Внешний мир, который "мир земной", у Присмановой едва угадывается в сумраке и тумане, сквозь которые лица и события просвечивают, дублируя друг друга до бесконечности. И любое может оказаться знаком другого. Само слово "тень" так же до бесконечности распадается. Тень - как возможность чего-либо, как, напротив, невозможность, тень - это призрак, она же прохлада... etc... А ведь, пожалуй, "тень" подводит Присманову и к зеркальному обращению: земной мир есть несовершенное подобие, отражение мира трансцендентного. Мысль не нова и ясно высказана еще Псевдо-Дионисием. Но всякий раз не страшит даже, а ужасает. Сон, однажды схвативший душу, заставляет ее скитаться всю жизнь:
Днем снится наша явь сама себе
Ночами тень волнуется и бродит.
("Тень и тело")
Земное бытие неподлинно и немо. Мир трансцендентный озвучен непрестанным монологом, слышимым поэту. Как часто Присманова говорит: "Музыка!". Но как мало музыки в ее стихах. Земной мир для нее - это трагическое непопадание в точку, вечное мимо.
Слова, действительно, изменяют, и каждое притом норовит это сделать по-своему. Поэтический опыт Присмановой мучителен. Она слишком хорошо осознает, как рождаются инверсии, потому что они рождают себя через нее: одушевленное, вечное становится преходящим и равнодушным, живое - мертвым, звучащее - немым, а единение оборачивается одиночеством:
Нас забыли, душа. Мы остались на том пароходе,
грудь которого будет конечно разбита меж льдин.
Льдом он сдавлен, как панцырем рыцарь в крестовом походе,
он в молчаньи, в полярном сияньи, остался один.

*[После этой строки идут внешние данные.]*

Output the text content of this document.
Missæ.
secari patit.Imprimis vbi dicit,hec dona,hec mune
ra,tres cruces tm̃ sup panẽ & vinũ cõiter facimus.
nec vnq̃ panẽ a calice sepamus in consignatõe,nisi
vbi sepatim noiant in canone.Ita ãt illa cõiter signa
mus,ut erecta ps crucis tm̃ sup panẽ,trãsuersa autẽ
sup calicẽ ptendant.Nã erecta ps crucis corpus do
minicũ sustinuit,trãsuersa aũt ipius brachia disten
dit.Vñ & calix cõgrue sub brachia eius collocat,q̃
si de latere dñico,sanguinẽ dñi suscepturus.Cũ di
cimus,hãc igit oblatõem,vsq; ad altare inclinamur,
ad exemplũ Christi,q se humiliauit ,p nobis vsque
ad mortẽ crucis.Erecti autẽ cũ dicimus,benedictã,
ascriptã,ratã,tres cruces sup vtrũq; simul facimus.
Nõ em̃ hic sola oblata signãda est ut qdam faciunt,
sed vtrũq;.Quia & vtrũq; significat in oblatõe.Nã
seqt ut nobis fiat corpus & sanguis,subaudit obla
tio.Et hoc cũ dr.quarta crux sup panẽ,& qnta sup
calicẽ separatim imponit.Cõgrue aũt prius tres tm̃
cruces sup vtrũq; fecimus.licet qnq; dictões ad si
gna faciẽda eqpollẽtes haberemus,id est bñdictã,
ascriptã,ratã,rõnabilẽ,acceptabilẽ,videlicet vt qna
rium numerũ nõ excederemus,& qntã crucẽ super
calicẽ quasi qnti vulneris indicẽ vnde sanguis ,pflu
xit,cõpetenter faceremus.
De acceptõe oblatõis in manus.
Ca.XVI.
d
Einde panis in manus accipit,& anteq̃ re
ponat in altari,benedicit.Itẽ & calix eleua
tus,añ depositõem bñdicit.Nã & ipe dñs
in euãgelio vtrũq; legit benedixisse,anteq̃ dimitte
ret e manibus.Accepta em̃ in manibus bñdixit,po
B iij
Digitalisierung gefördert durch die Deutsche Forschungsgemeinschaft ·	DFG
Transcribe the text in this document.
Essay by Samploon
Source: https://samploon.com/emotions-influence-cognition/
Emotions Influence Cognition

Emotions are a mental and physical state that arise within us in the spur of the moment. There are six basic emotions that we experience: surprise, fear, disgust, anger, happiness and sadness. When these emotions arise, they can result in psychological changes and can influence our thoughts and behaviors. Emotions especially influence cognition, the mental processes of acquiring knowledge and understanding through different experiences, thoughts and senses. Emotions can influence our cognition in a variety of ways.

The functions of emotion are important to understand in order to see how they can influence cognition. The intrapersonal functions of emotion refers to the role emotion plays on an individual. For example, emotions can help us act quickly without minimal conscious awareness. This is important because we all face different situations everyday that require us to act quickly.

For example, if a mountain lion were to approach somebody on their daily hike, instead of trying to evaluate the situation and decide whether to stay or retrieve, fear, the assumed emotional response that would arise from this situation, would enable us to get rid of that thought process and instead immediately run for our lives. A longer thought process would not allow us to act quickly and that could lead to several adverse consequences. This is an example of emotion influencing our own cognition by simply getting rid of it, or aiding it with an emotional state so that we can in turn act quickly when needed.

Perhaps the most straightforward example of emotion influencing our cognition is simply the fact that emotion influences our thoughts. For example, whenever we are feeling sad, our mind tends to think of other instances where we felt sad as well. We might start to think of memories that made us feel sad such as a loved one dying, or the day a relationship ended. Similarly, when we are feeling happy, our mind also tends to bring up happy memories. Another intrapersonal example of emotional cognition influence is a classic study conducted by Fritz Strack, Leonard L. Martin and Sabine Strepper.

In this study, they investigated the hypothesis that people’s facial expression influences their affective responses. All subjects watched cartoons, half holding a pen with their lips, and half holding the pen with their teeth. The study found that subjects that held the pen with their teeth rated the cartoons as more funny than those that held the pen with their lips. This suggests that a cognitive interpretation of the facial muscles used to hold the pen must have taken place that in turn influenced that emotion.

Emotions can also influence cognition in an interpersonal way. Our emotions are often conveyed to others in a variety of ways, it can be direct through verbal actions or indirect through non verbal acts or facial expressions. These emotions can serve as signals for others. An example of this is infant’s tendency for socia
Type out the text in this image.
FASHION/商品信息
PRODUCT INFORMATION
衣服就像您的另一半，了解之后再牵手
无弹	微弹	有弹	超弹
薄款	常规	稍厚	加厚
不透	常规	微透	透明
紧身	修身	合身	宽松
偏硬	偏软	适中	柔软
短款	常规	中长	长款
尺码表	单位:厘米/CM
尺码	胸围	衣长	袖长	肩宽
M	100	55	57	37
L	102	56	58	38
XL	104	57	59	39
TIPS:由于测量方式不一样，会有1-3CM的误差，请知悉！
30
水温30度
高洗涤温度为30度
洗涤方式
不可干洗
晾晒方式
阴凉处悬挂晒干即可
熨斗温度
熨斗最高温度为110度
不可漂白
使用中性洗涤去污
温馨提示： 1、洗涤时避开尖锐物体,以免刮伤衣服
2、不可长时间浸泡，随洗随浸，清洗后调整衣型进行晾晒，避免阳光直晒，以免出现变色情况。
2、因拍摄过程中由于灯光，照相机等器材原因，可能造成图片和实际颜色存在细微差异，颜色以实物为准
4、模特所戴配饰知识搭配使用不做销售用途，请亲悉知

(Александру Гингеру, 1936)
Присманова взяла на себя тяжкий описательный труд, стихи свои рождая даже больше не напряжением чувства, а, скорее, интенсивностью творчества. Вейдле отметил у нее "страсть к слову", он же увидел, что "Присманова так проникнута святостью своего труда, что почти только о нем и пишет; но как раз ей это прощаешь: у нее есть о чем писать"63. Таубер и вовсе определила ее поэтический труд как "сектанство"64. Пожалуй, верно. Присманова, добиваясь точности и неизменчивости слова, идет по пути самоограничения, некой словесной аскезы, и подходит порой к ошеломляющим по мысли и форме стихам:
Нас точит время кончиком ножа.
Вблизи итог несложного сложенья.
Щитом ладонь на сердце положа,
мы всходим. Небо. Головокруженье...
(1936)
То же пристальное внимание к обыкновенному, если то волею случая попало в ее кругозор, вот, например, цыганка:
Глаза ее, туманом налитые,
следят за караваном вешних птиц.
Пята ее в золе и золотые
пустые бусы в жолобе ключиц.
("Цыганка", 1935)
"Это не только хорошо сказано, но и хорошо увидено", - написал Вейдле65. Однако, стихотворение о цыганке скорее исключение. Присманова слишком замкнута на себе, чему подтверждением и подчеркнутый антиэротизм ее стихов. Головокружительные виденья ей интересней простых радостей земли, или... чудовищ, порожденных рациональным сознанием. В словаре Присмановой есть часто повторяемое слово "зренье" (и его производные); что заставляет ее постоянно возвращаться к мысли, что это зрение может быть потеряно? Неужели только "дедушкин стеклянный глаз"?66 Кстати, отмеченный всеми критиками присмановский гротеск в стихотворениях на эту тему присутствует всегда. Присманова делает попытку уравновешивания увиденного и сказанного, "героически не боясь смешного", как выразился Иваск67. Героически не боясь, - сказала бы я.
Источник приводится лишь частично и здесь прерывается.